Parker wants to be an actor, but my wise little man desires a more reliable back-up plan than waiter. His big brother, Quentin, will begin studying engineering at university in the fall, largely because the demand for scientists and engineers has not waned through even the worst of the latest great recession. This lesson has not been lost on Parker, who was the force behind this move to the STEM academy. Why not parlay a life-long love of Legos into financial security?

Can you get MY kids to be that happy in the morning?

Wednesday, June 6th, 2012

photo 51

Lately, I’ve been texting “Good morning” photos of Everett to my family. This morning, one of my sisters asked, “Can you get my kids to be that happy in the morning?” Believe me, if I could bottle the mojo that makes my baby boy wake up like this, I would. I’d make a fortune.

Last Week of School…for All of Us

Monday, June 4th, 2012


And it started off…late. I got out of bed at 9:30 AM, when a friend came by to drop off the truck she borrowed for the weekend. I’d been up working until after 2 AM this morning. On any other Monday morning, my little ones would have started – or made the pretense of having started – their school work. This morning, however, the television was blaring, the kitchen was a mess, and the dogs were frantic – for lack of their morning exercise as much as their excitement over unexpected (for them, anyway) visitors.

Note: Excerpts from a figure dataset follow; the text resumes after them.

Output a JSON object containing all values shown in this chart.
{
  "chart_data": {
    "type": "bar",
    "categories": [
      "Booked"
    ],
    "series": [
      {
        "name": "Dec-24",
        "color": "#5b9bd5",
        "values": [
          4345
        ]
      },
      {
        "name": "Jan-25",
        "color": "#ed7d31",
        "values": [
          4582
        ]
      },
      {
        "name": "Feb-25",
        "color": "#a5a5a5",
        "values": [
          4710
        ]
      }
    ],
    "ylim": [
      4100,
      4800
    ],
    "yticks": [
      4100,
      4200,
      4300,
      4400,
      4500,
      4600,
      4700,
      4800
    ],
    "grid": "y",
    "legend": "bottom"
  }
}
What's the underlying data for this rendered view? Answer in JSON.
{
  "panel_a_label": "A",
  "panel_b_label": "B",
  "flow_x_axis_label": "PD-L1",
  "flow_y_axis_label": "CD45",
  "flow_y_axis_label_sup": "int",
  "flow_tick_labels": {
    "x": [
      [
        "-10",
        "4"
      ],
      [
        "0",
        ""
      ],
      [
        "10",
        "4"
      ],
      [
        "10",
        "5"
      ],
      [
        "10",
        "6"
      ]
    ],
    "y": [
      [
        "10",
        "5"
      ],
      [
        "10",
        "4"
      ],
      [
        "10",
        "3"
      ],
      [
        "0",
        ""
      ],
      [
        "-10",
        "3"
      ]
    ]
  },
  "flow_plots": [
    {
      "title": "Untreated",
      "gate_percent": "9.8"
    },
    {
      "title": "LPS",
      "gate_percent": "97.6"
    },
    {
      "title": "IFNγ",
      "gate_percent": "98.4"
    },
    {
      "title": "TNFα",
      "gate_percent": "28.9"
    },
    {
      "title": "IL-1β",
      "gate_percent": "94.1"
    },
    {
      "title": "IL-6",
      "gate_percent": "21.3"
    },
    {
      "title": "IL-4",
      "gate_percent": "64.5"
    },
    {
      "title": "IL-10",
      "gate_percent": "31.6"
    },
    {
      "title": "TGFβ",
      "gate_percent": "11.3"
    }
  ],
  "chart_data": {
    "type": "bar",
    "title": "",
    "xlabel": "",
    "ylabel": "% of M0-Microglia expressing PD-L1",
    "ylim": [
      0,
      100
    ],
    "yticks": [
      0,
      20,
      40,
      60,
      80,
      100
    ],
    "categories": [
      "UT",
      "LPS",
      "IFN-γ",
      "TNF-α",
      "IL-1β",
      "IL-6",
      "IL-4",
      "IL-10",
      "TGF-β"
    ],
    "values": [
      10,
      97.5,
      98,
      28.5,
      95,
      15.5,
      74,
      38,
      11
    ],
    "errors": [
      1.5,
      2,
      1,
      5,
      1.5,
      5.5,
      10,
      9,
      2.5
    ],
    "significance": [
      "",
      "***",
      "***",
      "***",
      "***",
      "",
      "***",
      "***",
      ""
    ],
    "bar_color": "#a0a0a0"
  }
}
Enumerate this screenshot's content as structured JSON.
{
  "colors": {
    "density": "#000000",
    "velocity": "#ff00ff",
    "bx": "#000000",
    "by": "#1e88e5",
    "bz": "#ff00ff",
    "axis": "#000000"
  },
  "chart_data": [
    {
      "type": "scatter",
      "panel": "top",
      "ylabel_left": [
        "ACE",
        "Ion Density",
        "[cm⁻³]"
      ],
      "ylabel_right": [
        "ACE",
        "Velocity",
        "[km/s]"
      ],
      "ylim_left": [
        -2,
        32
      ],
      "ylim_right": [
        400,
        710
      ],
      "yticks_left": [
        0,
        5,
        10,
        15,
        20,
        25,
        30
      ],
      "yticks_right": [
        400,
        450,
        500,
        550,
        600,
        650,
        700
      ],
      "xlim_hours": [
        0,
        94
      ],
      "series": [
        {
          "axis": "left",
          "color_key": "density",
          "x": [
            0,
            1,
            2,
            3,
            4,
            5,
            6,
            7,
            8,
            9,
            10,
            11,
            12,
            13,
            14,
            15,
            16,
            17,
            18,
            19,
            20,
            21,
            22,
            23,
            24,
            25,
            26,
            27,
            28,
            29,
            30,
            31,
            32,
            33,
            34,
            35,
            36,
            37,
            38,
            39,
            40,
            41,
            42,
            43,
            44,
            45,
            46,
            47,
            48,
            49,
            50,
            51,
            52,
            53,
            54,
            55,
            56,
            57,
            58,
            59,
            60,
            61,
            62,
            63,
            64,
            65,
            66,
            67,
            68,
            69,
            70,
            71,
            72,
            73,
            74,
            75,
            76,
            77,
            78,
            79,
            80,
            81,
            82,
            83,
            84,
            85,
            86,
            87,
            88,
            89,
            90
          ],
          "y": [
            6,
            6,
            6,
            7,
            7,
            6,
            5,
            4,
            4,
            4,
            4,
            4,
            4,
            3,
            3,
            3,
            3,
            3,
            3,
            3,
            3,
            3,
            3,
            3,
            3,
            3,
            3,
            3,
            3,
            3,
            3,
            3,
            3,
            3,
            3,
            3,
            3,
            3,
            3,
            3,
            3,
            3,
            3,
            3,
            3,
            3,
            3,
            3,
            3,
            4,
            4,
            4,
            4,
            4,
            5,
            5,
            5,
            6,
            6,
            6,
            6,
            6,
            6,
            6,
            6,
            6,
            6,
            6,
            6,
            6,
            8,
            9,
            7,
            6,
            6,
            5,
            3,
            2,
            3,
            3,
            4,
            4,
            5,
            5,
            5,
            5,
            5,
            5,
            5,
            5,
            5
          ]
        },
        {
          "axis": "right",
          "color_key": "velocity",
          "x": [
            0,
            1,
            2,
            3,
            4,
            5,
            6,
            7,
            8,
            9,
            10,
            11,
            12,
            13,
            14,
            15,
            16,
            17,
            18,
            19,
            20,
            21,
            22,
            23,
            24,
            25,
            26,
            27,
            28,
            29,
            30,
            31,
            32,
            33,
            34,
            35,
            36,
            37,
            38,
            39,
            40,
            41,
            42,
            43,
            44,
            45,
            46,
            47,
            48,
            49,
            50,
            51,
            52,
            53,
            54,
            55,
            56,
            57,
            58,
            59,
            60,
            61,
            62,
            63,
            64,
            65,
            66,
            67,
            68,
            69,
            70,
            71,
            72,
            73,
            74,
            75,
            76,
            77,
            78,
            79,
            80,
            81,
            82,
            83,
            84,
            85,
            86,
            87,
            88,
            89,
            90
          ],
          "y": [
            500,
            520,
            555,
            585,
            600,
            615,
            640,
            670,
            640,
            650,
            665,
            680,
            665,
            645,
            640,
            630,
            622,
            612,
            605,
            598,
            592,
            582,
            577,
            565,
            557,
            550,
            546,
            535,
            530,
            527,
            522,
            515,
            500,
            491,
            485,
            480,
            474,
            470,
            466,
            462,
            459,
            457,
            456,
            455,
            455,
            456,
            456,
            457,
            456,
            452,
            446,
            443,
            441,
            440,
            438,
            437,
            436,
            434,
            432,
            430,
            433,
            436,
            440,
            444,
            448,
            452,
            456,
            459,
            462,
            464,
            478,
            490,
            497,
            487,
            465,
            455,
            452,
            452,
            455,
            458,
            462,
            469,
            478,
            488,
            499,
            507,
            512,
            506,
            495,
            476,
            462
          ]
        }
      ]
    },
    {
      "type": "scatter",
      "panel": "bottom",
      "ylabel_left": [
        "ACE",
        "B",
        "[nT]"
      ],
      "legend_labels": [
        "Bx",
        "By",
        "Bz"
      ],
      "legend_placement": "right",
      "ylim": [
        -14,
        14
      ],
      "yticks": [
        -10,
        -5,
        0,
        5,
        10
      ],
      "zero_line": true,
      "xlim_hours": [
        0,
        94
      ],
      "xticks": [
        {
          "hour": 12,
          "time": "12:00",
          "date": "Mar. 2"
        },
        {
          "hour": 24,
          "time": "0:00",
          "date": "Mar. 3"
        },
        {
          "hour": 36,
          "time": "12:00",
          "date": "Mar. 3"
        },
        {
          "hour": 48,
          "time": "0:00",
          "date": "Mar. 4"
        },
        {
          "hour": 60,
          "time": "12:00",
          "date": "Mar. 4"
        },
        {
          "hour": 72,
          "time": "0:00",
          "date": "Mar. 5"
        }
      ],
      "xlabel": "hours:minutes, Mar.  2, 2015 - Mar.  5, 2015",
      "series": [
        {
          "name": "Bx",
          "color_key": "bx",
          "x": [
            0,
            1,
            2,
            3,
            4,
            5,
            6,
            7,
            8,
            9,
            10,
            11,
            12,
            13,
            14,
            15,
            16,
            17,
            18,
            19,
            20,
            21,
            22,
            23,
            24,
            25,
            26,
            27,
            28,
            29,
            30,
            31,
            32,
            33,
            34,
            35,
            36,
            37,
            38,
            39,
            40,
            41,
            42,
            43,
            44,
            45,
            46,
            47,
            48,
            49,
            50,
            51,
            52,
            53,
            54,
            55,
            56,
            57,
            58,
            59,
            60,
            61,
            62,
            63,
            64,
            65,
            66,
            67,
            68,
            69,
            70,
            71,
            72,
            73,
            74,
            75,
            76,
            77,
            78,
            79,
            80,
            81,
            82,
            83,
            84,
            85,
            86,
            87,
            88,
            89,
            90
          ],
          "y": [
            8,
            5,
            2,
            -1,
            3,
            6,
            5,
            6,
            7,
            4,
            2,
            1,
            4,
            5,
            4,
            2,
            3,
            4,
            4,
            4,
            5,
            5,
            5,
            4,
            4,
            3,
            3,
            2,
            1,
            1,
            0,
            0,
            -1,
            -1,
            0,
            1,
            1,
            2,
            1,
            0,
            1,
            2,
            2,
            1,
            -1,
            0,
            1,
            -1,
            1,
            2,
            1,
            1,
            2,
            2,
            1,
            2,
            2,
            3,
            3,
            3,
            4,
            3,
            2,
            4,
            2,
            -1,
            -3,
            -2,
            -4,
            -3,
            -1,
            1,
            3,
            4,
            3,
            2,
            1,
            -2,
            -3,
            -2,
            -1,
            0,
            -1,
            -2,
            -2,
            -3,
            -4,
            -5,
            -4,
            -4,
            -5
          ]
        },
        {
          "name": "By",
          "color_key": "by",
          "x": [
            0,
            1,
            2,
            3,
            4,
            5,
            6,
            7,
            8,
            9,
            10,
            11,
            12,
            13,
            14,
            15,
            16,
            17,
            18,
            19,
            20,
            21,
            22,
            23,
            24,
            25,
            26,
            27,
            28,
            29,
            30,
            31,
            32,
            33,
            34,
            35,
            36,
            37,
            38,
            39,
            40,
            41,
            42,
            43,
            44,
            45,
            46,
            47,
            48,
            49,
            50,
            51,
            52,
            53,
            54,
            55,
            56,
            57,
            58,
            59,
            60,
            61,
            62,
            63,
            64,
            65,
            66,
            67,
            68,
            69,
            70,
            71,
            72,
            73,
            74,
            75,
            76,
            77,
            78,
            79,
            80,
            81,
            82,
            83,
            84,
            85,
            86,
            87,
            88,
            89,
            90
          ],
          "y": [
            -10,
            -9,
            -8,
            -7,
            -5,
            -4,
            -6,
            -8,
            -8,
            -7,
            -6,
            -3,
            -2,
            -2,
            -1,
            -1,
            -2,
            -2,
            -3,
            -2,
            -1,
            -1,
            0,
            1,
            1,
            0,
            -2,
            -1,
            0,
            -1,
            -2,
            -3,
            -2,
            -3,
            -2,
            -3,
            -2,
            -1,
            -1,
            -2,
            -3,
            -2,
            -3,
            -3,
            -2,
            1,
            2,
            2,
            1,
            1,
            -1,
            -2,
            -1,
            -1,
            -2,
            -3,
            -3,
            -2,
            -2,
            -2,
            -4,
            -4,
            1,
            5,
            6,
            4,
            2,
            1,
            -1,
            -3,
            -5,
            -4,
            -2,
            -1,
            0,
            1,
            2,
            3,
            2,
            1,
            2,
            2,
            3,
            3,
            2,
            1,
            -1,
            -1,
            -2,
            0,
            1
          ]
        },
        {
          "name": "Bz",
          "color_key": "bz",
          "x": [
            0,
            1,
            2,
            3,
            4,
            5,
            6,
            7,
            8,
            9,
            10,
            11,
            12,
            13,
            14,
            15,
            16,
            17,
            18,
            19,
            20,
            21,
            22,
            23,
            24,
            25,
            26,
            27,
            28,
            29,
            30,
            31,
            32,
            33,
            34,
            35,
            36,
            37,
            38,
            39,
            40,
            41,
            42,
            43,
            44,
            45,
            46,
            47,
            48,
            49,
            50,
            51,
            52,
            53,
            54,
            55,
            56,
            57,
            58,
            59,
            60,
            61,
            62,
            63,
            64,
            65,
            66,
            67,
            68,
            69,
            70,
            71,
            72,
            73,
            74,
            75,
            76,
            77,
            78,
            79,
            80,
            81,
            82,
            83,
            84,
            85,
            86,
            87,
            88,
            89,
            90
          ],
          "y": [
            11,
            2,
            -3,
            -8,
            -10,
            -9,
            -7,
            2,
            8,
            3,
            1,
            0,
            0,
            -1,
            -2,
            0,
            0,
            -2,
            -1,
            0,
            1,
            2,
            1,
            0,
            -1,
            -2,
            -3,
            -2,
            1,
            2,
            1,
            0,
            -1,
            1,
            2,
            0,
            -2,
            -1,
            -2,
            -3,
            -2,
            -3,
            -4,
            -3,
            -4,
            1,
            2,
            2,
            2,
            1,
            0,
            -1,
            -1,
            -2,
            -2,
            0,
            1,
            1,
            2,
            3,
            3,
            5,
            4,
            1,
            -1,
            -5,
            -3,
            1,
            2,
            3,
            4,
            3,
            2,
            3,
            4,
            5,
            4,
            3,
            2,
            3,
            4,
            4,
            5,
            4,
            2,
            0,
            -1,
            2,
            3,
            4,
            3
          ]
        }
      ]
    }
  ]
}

I’d like to say that I expect the household to settle down and approach something close to a normal start to the week, but it’s unlikely. With my eldest, Quentin, essentially finished (high school attendance amounts to graduation practice today), and my grade-schoolers focused on their year-end performance (Thursday) and pool party (Friday), Freshman, Reiley, is the only one likely to accomplish anything meaningful this week.

And this is okay.

A major benefit of both academic work and home-schooling is flexibility. I can focus on shepherding Quentin through this week’s rite of passage without undo damage to either my career or his youngest siblings’ education. Next week is soon enough to complete the chapter I’m working on, and the “little kids” have already completed their assigned curriculum for the year; a handful of math problems and a journal entry from each of them most days will suffice for school work this week.

So despite this week’s hectic start, I’m expecting a fairly easy and mostly enjoyable week.